New

Real-Time Anomaly Detection

Notebook

SingleStore Notebooks

Real-Time Anomaly Detection

In this notebook, we embark on a cutting-edge exploration of real-time anomaly detection in IoT sensor data, harnessing the robust capabilities of SingleStoreDB and advanced analytical techniques. Our journey begins with the efficient ingestion of sensor data into SingleStoreDB, setting the stage for dynamic and insightful analysis. The heart of this notebook lies in its innovative approach to handling and interpreting sensor data. We utilize the power of vector embeddings, generated through the UMAP library, to transform high-dimensional sensor readings into a format ripe for anomaly detection. These embeddings, capturing the essence of weather parameters like wind, rain, and temperature, are then seamlessly integrated into SingleStoreDB.

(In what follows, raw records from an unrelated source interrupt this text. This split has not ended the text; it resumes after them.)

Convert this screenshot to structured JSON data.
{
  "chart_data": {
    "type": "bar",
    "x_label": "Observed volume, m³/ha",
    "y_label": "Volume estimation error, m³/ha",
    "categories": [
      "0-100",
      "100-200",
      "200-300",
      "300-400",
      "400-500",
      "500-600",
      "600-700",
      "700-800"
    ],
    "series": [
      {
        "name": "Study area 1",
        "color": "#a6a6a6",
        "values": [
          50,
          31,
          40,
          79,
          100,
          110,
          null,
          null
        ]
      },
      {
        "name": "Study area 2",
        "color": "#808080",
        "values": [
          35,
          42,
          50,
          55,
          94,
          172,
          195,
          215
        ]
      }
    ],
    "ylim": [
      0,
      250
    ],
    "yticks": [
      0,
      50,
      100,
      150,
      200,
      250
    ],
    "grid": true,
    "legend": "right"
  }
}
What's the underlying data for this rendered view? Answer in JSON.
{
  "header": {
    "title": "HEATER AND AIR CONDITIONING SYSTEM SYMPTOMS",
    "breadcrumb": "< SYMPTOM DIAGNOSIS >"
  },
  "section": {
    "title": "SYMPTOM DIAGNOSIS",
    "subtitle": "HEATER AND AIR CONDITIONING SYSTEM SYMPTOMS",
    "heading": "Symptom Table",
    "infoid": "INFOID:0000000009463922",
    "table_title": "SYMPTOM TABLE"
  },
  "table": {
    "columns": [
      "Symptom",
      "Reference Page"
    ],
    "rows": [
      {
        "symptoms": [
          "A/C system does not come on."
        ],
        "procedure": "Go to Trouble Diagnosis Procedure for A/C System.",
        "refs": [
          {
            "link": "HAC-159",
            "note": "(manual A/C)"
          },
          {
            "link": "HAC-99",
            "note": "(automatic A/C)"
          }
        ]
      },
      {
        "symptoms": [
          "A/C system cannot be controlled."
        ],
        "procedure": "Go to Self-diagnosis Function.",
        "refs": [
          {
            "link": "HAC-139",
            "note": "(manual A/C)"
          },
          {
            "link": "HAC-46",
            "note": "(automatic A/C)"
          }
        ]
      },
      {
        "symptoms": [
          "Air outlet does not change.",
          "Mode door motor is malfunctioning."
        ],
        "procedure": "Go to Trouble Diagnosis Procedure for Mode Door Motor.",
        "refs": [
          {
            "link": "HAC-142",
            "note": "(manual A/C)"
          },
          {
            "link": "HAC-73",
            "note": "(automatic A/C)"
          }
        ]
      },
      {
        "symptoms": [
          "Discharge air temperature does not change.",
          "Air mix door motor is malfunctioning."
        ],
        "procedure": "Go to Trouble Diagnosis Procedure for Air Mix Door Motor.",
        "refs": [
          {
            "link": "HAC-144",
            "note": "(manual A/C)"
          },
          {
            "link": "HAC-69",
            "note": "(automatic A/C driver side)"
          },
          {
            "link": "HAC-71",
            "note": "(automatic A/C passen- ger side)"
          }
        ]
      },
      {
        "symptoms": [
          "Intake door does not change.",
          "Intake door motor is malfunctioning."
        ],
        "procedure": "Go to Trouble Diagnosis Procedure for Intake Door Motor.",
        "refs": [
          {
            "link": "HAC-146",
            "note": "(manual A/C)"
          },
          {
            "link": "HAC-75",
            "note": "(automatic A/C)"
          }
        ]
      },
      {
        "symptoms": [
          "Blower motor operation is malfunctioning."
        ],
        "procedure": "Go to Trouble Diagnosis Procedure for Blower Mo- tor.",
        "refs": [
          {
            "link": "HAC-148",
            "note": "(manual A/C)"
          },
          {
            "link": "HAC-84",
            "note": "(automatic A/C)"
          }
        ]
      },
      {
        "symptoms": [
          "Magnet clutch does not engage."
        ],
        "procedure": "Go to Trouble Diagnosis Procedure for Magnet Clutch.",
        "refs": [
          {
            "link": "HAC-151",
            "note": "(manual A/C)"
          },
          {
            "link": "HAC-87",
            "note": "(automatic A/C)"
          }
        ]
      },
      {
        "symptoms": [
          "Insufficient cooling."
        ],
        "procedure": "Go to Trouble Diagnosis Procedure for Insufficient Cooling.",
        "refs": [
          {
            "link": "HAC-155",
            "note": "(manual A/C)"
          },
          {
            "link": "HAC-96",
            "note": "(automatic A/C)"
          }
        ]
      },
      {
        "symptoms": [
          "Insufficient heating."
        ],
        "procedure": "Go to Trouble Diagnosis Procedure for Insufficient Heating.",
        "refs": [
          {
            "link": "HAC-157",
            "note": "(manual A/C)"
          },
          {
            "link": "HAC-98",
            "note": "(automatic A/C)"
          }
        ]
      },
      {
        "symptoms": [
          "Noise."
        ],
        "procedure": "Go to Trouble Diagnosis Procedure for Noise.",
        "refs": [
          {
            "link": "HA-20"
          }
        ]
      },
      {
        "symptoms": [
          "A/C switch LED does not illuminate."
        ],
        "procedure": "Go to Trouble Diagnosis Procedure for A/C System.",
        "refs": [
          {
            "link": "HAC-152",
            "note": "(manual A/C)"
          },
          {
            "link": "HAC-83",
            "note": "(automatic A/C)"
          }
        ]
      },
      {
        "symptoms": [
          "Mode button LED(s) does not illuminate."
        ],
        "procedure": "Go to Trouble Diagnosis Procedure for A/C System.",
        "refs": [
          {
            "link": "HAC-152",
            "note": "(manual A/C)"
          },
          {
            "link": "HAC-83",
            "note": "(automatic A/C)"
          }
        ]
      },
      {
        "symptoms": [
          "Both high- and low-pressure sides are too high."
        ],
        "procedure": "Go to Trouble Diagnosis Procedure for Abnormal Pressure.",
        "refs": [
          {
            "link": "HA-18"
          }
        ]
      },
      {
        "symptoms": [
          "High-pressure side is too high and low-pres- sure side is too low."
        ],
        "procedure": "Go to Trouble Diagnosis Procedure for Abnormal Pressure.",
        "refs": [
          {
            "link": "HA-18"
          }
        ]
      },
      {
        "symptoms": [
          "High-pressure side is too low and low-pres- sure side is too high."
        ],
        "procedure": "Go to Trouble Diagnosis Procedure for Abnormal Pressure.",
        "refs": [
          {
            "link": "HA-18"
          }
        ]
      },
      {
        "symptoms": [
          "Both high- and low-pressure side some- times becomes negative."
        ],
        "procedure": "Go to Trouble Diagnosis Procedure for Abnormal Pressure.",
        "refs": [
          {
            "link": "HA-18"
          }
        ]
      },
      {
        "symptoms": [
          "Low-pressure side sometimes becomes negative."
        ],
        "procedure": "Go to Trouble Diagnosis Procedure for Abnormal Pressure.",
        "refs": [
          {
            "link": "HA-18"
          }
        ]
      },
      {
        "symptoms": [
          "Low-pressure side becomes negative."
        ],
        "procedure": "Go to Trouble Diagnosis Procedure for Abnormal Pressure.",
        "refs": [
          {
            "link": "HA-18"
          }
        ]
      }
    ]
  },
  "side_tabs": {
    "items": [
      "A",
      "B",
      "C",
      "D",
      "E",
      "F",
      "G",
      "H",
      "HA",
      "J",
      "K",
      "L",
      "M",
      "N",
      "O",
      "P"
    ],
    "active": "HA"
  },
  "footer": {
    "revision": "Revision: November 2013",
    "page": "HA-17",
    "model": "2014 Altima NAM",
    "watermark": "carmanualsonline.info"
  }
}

Our focus intensifies as we apply SingleStoreDB's dot_product function to these embeddings, unearthing anomalies in real-time. This not only provides a swift identification of irregularities but also paints a vivid picture of sensor data behavior over time. We don’t just stop at detection; the notebook further enriches the data analysis with a visually engaging, real-time dashboard. This dashboard, crafted using Plotly and Rich libraries, offers an interactive and constantly updated view of the anomalies, allowing users to monitor and respond to sensor data trends as they happen. Join us in this exciting venture as we blend SQL, SingleStoreDB, and Python to unlock new possibilities in real-time anomaly detection. Whether you're a data scientist, an IoT enthusiast, or simply intrigued by the power of real-time analytics, this notebook is your gateway to understanding and leveraging the full potential of IoT sensor data.

Architecture Diagram

Database Setup

Overview

This section focuses on the initial setup of the database iot_sensor_db in SingleStore, specifically designed for handling IoT sensor data. It includes creating the necessary tables to store both historical and real-time sensor data, along with vector embeddings for anomaly detection.

SQL Script Description

The provided SQL script performs the following operations:

  1. Database Initialization

    • DROP DATABASE IF EXISTS iot_sensor_db; Ensures a clean slate by dropping the iot_sensor_db database if it already exists.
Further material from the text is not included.